第8話 強く儚き乙女の心

湯浴みと夕食を終え、気分転換に庭園の噴水前に来てみると、誰かの気配がした。


邪魔にならないようにそっと近づいていくと、素振りする剣が見えた。

ロレンツォ様だろうか。

見事な剣裁きだ。

私は思わず拍手する。 


「ソフィア嬢!?人の敷地内で申し訳ない」

「気にしなくていいわ、いいものを見させていただいたもの。
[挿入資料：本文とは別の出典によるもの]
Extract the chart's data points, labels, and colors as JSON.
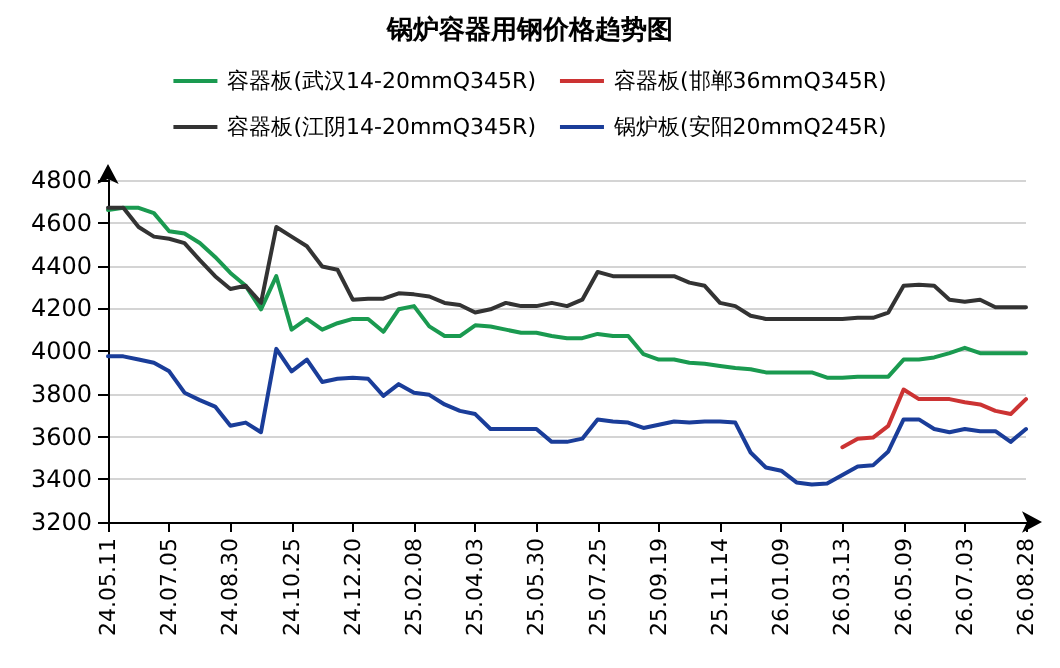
{
  "chart_data": {
    "type": "line",
    "title": "锅炉容器用钢价格趋势图",
    "categories": [
      "24.05.11",
      null,
      null,
      null,
      "24.07.05",
      null,
      null,
      null,
      "24.08.30",
      null,
      null,
      null,
      "24.10.25",
      null,
      null,
      null,
      "24.12.20",
      null,
      null,
      null,
      "25.02.08",
      null,
      null,
      null,
      "25.04.03",
      null,
      null,
      null,
      "25.05.30",
      null,
      null,
      null,
      "25.07.25",
      null,
      null,
      null,
      "25.09.19",
      null,
      null,
      null,
      "25.11.14",
      null,
      null,
      null,
      "26.01.09",
      null,
      null,
      null,
      "26.03.13",
      null,
      null,
      null,
      "26.05.09",
      null,
      null,
      null,
      "26.07.03",
      null,
      null,
      null,
      "26.08.28"
    ],
    "series": [
      {
        "name": "容器板(武汉14-20mmQ345R)",
        "color": "#1a9a50",
        "values": [
          4660,
          4670,
          4670,
          4645,
          4560,
          4550,
          4505,
          4440,
          4365,
          4305,
          4195,
          4350,
          4100,
          4150,
          4100,
          4130,
          4150,
          4150,
          4090,
          4195,
          4210,
          4115,
          4070,
          4070,
          4120,
          4115,
          4100,
          4085,
          4085,
          4070,
          4060,
          4060,
          4080,
          4070,
          4070,
          3985,
          3960,
          3960,
          3945,
          3940,
          3930,
          3920,
          3915,
          3900,
          3900,
          3900,
          3900,
          3875,
          3875,
          3880,
          3880,
          3880,
          3960,
          3960,
          3970,
          3990,
          4015,
          3990,
          3990,
          3990,
          3990
        ]
      },
      {
        "name": "容器板(邯郸36mmQ345R)",
        "color": "#cc3333",
        "values": [
          null,
          null,
          null,
          null,
          null,
          null,
          null,
          null,
          null,
          null,
          null,
          null,
          null,
          null,
          null,
          null,
          null,
          null,
          null,
          null,
          null,
          null,
          null,
          null,
          null,
          null,
          null,
          null,
          null,
          null,
          null,
          null,
          null,
          null,
          null,
          null,
          null,
          null,
          null,
          null,
          null,
          null,
          null,
          null,
          null,
          null,
          null,
          null,
          3550,
          3590,
          3595,
          3650,
          3820,
          3775,
          3775,
          3775,
          3760,
          3750,
          3720,
          3705,
          3775
        ]
      },
      {
        "name": "容器板(江阴14-20mmQ345R)",
        "color": "#333333",
        "values": [
          4670,
          4670,
          4580,
          4535,
          4525,
          4505,
          4425,
          4350,
          4290,
          4305,
          4225,
          4580,
          4535,
          4490,
          4395,
          4380,
          4240,
          4245,
          4245,
          4270,
          4265,
          4255,
          4225,
          4215,
          4180,
          4195,
          4225,
          4210,
          4210,
          4225,
          4210,
          4240,
          4370,
          4350,
          4350,
          4350,
          4350,
          4350,
          4320,
          4305,
          4225,
          4210,
          4165,
          4150,
          4150,
          4150,
          4150,
          4150,
          4150,
          4155,
          4155,
          4180,
          4305,
          4310,
          4305,
          4240,
          4230,
          4240,
          4205,
          4205,
          4205
        ]
      },
      {
        "name": "锅炉板(安阳20mmQ245R)",
        "color": "#1a3d99",
        "values": [
          3975,
          3975,
          3960,
          3945,
          3905,
          3805,
          3770,
          3740,
          3650,
          3665,
          3620,
          4010,
          3905,
          3960,
          3855,
          3870,
          3875,
          3870,
          3790,
          3845,
          3805,
          3795,
          3750,
          3720,
          3705,
          3635,
          3635,
          3635,
          3635,
          3575,
          3575,
          3590,
          3680,
          3670,
          3665,
          3640,
          3655,
          3670,
          3665,
          3670,
          3670,
          3665,
          3525,
          3455,
          3440,
          3385,
          3375,
          3380,
          3420,
          3460,
          3465,
          3530,
          3680,
          3680,
          3635,
          3620,
          3635,
          3625,
          3625,
          3575,
          3635
        ]
      }
    ],
    "ylim": [
      3200,
      4800
    ],
    "yticks": [
      3200,
      3400,
      3600,
      3800,
      4000,
      4200,
      4400,
      4600,
      4800
    ],
    "grid": "y",
    "legend": "top",
    "marker": "none",
    "line_style": "solid"
  }
}
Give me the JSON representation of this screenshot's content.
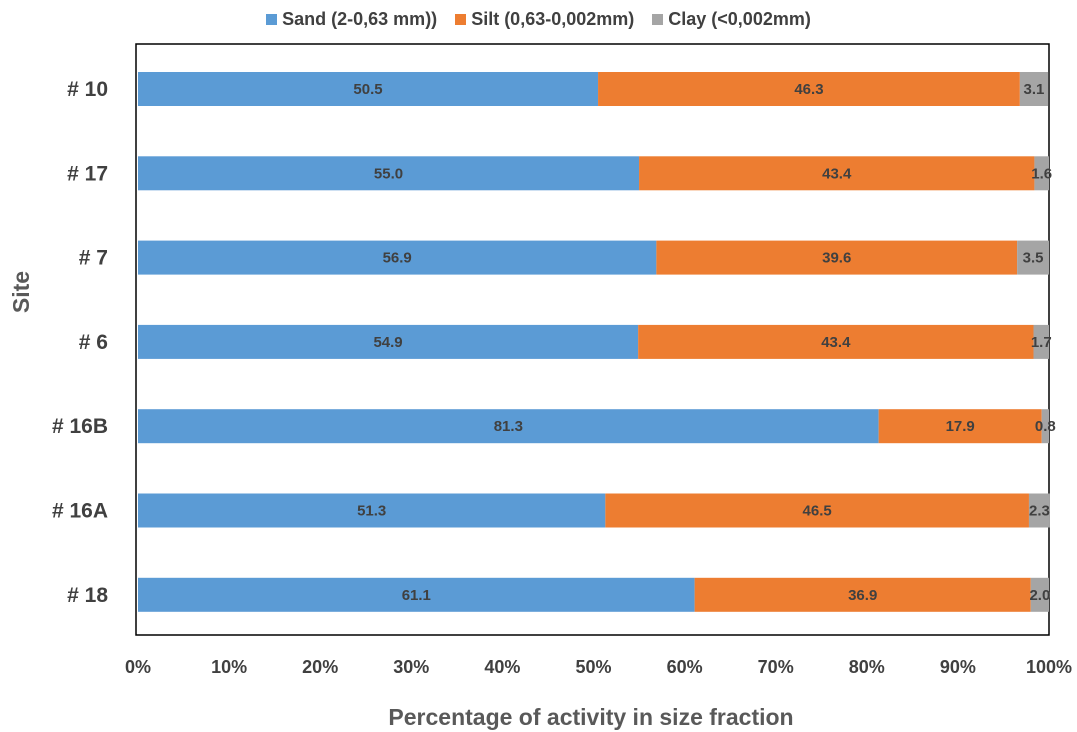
{
  "chart_data": {
    "type": "bar",
    "orientation": "horizontal",
    "stacked": "percent",
    "categories": [
      "# 10",
      "# 17",
      "# 7",
      "# 6",
      "# 16B",
      "# 16A",
      "# 18"
    ],
    "series": [
      {
        "name": "Sand (2-0,63 mm))",
        "color": "#5B9BD5",
        "values": [
          50.5,
          55.0,
          56.9,
          54.9,
          81.3,
          51.3,
          61.1
        ],
        "labels": [
          "50.5",
          "55.0",
          "56.9",
          "54.9",
          "81.3",
          "51.3",
          "61.1"
        ]
      },
      {
        "name": "Silt (0,63-0,002mm)",
        "color": "#ED7D31",
        "values": [
          46.3,
          43.4,
          39.6,
          43.4,
          17.9,
          46.5,
          36.9
        ],
        "labels": [
          "46.3",
          "43.4",
          "39.6",
          "43.4",
          "17.9",
          "46.5",
          "36.9"
        ]
      },
      {
        "name": "Clay (<0,002mm)",
        "color": "#A5A5A5",
        "values": [
          3.1,
          1.6,
          3.5,
          1.7,
          0.8,
          2.3,
          2.0
        ],
        "labels": [
          "3.1",
          "1.6",
          "3.5",
          "1.7",
          "0.8",
          "2.3",
          "2.0"
        ]
      }
    ],
    "xlabel": "Percentage  of activity in size fraction",
    "ylabel": "Site",
    "xlim": [
      0,
      100
    ],
    "xticks": [
      "0%",
      "10%",
      "20%",
      "30%",
      "40%",
      "50%",
      "60%",
      "70%",
      "80%",
      "90%",
      "100%"
    ],
    "grid": false,
    "legend_position": "top"
  }
}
暫く見せていただいてもいいかしら」

「それは構わないが…俺なんかのでいいのか?」


私は近くにある小さなベンチに腰掛ける。


微かに吹いている夜風は心地よい。

だが彼の言葉が私の心に引っかかるナニカを遺したせいで素直に感じられない。

———言い掛かりだが。


元々無口な彼と二人きりだ。

沈黙する空気の中に彼の剣を振るう音と荒い呼吸いきだけが響く。

それが余計に私の心を掻き立てるのだ。


知りたい。

その正体を。


(人の興味を唆らせてるんじゃないわよ…)


動揺しかける自分に対してため息を吐いたその時、ロレンツォ様の荒い呼吸が激しくなり、倒れ込みそうになるのが見えた。


「人に迷惑までかけて…!!自分のことも守れないのに何が騎士様ですって?」


軽く悪態を吐きながら私は彼に肩を貸しに行き、ベンチまで誘導する。


恐らく脱水症状で間違いないだろう。

幸いここは噴水前なので私はみずを汲みに行く。

先代が噴水の水を飲めるように整備していたおかげで飲んでも問題ないはずだ。

私も幼い頃、エステルと遊ぶ時に疲れるとここに水を飲みに来ていた。


コップがないので手で水を掬うしかない。

相手が潔癖なら災難だが、今はそれを気にしている場合ではない。


私は水を一掬いすると、ロレンツォ様に飲ませた。

あと数往復して聖女の力で癒せばすぐに復活するだろう。


「全く、心配かけてるんじゃないわよ…このひ弱騎士」


素直に心配できればいいのに、と人生のうちで何回思ったことだろう。


エルーナに恨まれたのはこの性格もあったのだろうか。


私の膝枕で死んだように眠る彼を見つめながら私は嘆いた。


エルーナが幼い頃に体調を崩した時もこうだった。

その時は何の憂いもなくただ純粋に生きていたが。

エルーナにとって私とはどういう存在であったのだろうか。



彼がこのまま目を覚まさなかったら…という嫌な想像が浮かんでくる。

出会って一日しか経っていないくせに、と嘲笑する人もいるかもしれないが、自然と涙が溢れてくる。


ここで目を覚まされたら嫌。

矛盾した、己の穢れた願いに一層嫌悪する。

本当は弱いくせに…



ロレンツォ様が微かに動いたような気がした。

私は慌てて顔を隠す。


「俺は何を…ソフィア嬢?何故泣いているのだ?」

「…貴方のせいよ!!心配してあげた私に感謝なさい!…それに泣いてるわけじゃないわよ、涙が出てるだけ。ただの欠伸よ」



もう自分でも何を言っているのかわからない。


「助けてくれたのか?」

「別に…興味もない男を助けるわけないわ。勘違いしないでちょうだい」


もう完全に私の語彙力は失われている。

素直に無事を喜びたいだけなのに。


魔力をかなり消耗したので今度は私がよろめく番だった。

恥ずかしい。


すると、ロレンツォ様によって私の体躯は地面を離れることとなった。

単語は出さないが。


「なっ!?ちょっと!!自分も危ないくせに何を!?レディを扱うには万全の体の時になさい!この無礼者!」


捲し立てた私に困惑したロレンツォ様が動揺気味に口を開く。


「兄貴によると女性が危篤の時はこうすれば良いと聞いたのだが…」

「危篤じゃないわよ、危ないから下ろしてちょうだい」

「倒れ込んではいけないからな。ここは俺に任せろ」


これでは私が駄々を捏ねる子どもみたいだ。

それも癪なので私は仕方なく従うことにした。